Queensland shines spotlight on mental health
Hundreds of business leaders and work health and safety professionals are set to gather in Brisbane this Thursday to learn about suicide prevention, resilience, workplace interventions and the importance of creating a psychologically safe workplace as part of Mental Health Week (5–13 October).
The Mental Health Forum — to be held at Brisbane Convention and Exhibition Centre on 10 October — aims to raise awareness about mental health risks, encourage attendees to manage their wellbeing and explore the key ingredients needed for a mentally healthy and safe workplace. Such workplaces have better worker engagement, job satisfaction, fewer workers compensation claims, increased productivity and less absenteeism and staff turnover, according to Queensland Industrial Relations Minister Grace Grace.
“It’s estimated poor psychological health and safety costs Australian organisations $6 billion each year in lost productivity. This includes workers who may not necessarily be suffering from a mental health condition but are impacted by stressful and unsupportive workplaces,” Grace said.

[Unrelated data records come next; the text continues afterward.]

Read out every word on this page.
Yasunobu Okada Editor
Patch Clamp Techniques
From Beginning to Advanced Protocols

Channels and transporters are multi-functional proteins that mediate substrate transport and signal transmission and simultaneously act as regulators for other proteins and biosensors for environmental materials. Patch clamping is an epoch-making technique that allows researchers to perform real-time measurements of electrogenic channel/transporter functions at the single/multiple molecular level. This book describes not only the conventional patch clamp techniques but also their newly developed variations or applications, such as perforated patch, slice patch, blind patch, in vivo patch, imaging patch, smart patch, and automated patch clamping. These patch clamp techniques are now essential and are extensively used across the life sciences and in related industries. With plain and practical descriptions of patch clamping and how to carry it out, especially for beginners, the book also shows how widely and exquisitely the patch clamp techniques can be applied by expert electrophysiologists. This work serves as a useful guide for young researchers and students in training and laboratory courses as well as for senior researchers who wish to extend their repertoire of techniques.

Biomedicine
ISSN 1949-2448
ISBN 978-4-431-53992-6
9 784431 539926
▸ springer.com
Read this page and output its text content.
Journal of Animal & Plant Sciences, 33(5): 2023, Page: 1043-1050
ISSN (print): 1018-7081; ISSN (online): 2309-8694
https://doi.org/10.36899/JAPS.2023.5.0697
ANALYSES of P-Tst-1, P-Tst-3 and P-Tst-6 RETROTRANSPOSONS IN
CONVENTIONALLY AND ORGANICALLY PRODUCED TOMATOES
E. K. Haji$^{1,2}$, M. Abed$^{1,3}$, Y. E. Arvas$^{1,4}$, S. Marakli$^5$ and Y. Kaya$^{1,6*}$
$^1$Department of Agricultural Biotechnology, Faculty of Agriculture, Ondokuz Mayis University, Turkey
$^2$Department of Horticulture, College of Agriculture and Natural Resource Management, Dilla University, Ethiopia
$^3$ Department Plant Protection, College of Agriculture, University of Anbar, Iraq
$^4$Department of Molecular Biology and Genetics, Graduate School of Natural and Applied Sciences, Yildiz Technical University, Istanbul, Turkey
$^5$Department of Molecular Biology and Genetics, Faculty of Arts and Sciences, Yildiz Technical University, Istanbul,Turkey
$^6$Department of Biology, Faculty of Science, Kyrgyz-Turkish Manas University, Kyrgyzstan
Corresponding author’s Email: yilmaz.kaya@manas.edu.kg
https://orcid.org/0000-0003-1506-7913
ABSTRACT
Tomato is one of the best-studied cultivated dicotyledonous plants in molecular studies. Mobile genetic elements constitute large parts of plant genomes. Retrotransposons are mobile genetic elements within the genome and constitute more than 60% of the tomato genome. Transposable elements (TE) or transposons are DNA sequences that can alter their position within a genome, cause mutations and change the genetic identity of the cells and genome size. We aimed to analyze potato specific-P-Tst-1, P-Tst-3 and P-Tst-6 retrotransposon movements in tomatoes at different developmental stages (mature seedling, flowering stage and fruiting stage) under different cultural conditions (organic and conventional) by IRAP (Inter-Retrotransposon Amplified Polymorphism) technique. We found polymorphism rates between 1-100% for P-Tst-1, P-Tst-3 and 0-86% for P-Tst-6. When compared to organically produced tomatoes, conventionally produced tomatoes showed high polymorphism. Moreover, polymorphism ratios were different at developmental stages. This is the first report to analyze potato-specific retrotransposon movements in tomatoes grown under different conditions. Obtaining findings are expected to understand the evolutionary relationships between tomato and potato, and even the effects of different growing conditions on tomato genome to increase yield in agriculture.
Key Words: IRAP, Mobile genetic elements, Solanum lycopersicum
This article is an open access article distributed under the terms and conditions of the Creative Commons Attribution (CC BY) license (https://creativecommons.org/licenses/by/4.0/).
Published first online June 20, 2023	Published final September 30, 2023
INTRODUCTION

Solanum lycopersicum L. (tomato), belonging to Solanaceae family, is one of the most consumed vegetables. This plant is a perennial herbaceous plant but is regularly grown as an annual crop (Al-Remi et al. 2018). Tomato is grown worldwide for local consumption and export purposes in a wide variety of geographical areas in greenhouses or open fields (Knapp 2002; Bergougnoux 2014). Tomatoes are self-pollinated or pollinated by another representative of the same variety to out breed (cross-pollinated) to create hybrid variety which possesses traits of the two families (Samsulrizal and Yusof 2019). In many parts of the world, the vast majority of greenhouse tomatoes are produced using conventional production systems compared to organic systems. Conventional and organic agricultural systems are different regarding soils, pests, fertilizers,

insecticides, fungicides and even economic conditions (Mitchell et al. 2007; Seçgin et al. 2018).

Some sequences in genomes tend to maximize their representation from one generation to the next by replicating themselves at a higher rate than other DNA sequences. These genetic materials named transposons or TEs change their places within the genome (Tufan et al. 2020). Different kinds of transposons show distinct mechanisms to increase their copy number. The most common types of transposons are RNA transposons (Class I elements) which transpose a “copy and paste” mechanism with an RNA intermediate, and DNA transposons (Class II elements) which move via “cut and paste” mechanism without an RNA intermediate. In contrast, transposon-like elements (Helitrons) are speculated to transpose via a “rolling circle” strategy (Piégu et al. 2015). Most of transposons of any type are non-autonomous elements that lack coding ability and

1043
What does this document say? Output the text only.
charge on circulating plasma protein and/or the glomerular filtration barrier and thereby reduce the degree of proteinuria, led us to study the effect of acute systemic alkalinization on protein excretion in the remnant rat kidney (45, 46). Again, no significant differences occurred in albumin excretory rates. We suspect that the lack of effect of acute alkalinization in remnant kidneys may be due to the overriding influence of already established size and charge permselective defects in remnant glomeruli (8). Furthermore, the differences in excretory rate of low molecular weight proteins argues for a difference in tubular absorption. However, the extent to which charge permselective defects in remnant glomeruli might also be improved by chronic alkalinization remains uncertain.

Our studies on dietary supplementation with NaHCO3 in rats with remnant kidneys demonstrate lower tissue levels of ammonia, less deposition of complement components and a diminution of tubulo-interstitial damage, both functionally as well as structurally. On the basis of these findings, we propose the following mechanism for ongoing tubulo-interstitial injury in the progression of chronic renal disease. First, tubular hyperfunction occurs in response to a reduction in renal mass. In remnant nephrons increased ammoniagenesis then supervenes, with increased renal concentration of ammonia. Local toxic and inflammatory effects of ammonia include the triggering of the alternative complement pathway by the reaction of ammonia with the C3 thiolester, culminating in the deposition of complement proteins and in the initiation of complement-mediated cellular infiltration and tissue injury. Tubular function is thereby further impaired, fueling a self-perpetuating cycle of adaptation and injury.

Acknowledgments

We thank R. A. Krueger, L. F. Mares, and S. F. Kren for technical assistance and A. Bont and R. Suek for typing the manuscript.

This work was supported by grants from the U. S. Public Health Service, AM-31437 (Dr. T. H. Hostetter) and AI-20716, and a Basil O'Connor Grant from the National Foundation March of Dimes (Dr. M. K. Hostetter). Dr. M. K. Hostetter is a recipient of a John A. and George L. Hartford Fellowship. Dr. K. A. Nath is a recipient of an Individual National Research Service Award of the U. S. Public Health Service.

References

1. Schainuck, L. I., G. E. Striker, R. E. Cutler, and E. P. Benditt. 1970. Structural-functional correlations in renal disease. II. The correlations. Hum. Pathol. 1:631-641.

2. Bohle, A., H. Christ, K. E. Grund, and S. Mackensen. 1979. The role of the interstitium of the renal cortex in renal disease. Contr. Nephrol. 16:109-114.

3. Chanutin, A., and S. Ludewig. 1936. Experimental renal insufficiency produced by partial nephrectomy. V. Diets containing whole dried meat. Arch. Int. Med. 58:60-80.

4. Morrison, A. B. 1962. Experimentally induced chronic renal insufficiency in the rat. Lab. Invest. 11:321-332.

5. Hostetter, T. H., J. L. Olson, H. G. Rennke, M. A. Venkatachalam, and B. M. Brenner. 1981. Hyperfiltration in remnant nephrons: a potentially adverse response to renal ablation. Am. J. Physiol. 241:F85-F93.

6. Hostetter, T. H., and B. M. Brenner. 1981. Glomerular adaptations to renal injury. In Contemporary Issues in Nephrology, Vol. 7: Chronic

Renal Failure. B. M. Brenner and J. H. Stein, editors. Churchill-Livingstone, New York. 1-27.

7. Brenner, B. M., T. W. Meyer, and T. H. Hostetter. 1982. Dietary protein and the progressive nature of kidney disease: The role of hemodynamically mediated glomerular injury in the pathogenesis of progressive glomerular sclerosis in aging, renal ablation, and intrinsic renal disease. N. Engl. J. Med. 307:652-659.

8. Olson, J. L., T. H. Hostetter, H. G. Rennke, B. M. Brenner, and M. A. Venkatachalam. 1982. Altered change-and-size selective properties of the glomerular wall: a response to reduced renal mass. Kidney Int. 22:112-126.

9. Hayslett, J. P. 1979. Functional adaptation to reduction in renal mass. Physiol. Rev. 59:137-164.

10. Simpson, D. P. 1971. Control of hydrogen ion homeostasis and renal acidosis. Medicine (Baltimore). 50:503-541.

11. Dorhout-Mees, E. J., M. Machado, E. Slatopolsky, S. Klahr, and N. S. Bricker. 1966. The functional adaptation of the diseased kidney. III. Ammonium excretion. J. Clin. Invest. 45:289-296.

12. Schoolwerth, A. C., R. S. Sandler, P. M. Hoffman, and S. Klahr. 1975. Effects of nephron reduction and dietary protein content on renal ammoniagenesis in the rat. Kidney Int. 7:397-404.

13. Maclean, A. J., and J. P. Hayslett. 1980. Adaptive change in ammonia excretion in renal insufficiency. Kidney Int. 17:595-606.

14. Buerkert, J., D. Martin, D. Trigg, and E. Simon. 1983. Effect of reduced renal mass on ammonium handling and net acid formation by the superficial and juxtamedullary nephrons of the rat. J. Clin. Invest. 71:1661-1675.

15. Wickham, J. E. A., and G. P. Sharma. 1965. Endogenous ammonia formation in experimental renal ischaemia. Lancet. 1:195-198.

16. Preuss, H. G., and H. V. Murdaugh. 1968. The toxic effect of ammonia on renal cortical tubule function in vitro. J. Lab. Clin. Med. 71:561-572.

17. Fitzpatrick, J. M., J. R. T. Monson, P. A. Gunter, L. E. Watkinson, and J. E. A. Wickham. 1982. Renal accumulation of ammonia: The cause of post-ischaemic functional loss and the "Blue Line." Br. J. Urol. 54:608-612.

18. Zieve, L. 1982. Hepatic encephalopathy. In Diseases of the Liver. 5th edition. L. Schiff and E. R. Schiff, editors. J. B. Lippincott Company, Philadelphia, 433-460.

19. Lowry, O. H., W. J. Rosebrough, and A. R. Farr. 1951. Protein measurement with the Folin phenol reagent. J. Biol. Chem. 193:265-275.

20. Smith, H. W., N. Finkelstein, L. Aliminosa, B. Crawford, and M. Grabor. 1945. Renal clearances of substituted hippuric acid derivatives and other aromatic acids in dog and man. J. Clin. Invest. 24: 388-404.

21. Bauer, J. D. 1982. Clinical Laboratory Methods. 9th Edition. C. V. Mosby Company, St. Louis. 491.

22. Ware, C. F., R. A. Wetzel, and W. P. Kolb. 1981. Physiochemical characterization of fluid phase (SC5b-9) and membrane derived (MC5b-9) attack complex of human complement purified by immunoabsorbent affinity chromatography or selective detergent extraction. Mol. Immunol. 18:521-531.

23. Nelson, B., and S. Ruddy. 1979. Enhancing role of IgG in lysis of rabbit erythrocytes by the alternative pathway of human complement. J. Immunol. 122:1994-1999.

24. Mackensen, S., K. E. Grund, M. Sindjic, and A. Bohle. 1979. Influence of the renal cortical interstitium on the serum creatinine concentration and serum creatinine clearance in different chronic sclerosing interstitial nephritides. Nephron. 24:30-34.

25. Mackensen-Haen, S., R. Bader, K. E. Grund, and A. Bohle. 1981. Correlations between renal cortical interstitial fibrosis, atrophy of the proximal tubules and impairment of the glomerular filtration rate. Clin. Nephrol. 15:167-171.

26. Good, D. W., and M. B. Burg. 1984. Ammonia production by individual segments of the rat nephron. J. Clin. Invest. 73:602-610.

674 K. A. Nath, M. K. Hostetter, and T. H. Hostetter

Queensland Mental Health Ambassador and four-time Olympic gold medallist Libby Trickett said this week “puts the spotlight firmly on [mental health] and we need to have these candid conversations”. As part of her role as Ambassador, Trickett visits workplaces across the state, sharing her battle with depression and recovery.
“It’s hard to relive your own painful experiences, let alone share a family history of poor mental health and depression — but these kinds of stories need to be told and I’m opening up about mine,” Trickett said. “I suffered depression after stepping away from the pool in 2010. But with the help of family and friends, as well as professionals, I’ve been able to bounce back. One thing that helped me turn things around was exercise, so I’m all about finding positives in people’s lives which give them renewed focus and hope.
“It was a very difficult time for me and it takes a lot of courage to finally admit you’re not okay,” Trickett said. “I felt really isolated, I felt very lonely during that time, but it was the support and the love and the connection that I had with my family and friends which allowed me to push through it. Every day in our lives we should connect with people, be it family, friends or work colleagues, and just check to see if they are okay.”